Basically, it’s interest. Just don’t call it that. Coinbase prefers the ersatz term “staking rewards.” That distinction is rooted in regulatory questions. While staking has become a common choice for newer coins, it’s unclear where the process falls under investing rules. Because of those concerns, staking was made available to wealthy investors in March, but held back from ordinary Coinbase users until now. The company says it now feels confident that it has worked out an arrangement that falls within the SEC’s good graces. Coinbase is the first major exchange to open up staking to all US customers.

Rhetorical contortions aside, Coinbase bills staking as a step in the direction of looking more like a bank, with the diverse revenue sources they enjoy. That includes generating fees from custodying assets and facilitating lending and consumer payments. “We’re just doing it in our own crypto way,” Choi says.

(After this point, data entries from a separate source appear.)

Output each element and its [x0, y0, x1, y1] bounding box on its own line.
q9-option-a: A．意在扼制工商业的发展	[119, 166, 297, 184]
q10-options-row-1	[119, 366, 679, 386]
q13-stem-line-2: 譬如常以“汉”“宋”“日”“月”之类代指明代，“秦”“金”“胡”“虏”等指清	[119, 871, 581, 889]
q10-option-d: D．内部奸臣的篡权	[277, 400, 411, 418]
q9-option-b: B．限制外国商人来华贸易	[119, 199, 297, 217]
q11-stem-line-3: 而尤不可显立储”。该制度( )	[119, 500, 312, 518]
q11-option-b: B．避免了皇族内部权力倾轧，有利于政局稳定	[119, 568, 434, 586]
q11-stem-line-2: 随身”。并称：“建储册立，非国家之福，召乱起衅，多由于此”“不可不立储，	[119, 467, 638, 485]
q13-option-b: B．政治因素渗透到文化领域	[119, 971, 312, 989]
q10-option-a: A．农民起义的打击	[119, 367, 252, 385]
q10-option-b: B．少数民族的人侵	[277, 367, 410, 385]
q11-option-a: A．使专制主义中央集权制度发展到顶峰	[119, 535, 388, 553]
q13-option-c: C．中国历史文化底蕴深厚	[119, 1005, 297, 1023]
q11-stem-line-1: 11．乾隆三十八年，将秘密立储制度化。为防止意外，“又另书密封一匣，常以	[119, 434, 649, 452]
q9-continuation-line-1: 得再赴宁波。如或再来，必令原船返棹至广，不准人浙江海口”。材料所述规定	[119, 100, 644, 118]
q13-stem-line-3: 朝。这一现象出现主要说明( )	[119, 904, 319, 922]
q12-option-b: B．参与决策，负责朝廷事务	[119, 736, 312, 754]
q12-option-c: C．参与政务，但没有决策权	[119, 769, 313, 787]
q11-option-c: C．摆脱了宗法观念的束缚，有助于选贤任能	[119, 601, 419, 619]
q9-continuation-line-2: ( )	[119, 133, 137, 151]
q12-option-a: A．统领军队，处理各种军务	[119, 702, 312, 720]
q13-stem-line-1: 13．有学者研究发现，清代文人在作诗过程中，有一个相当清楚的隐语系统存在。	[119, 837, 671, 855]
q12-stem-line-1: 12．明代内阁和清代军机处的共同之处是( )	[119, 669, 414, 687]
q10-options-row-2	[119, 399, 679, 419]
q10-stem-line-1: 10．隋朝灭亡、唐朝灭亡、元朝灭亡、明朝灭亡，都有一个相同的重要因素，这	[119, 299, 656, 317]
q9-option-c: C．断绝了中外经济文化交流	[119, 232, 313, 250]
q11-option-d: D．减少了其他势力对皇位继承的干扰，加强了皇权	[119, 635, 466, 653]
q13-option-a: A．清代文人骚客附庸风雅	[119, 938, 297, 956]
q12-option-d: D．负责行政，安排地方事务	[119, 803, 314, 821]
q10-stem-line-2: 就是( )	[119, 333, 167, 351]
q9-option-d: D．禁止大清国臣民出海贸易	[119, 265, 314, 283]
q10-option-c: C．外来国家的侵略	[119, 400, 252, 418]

Beyond the risks of depending on bitcoin prices for revenue, the company faces growing competition. “They’re fighting a two-front battle,” says John Sedunov, a professor of finance at Villanova University. Coinbase has been seen as uniquely approachable in an industry known for shady actors. But others now compete for that mantle. Rival exchanges like Binance have grown in the US, and there are now a raft of startups that specialize in safe offline storage for your crypto coins. New offerings from the legacy world of finance, like Bakkt, which shares a common owner with the New York Stock Exchange, and Fidelity Digital Assets, are also entering the fray with existing financial relationships and trusted brands. “If I’m thinking about who I trust, do I trust JP Morgan to be the custodian of my cryptocurrency or a website that’s been operating for a few years?” Sedunov asks.

Sedunov says it’s no surprise to see big exchanges getting into edgier aspects of crypto that legacy businesses won’t yet touch. It’s a familiar playbook. During the so-called “crypto winter,” the long period of low prices after the 2017 bitcoin boom, a common way for exchanges to bolster bottom lines was to add more esoteric coins for trading. Tezos, listed on the exchange this August, is one of Coinbase’s newest additions.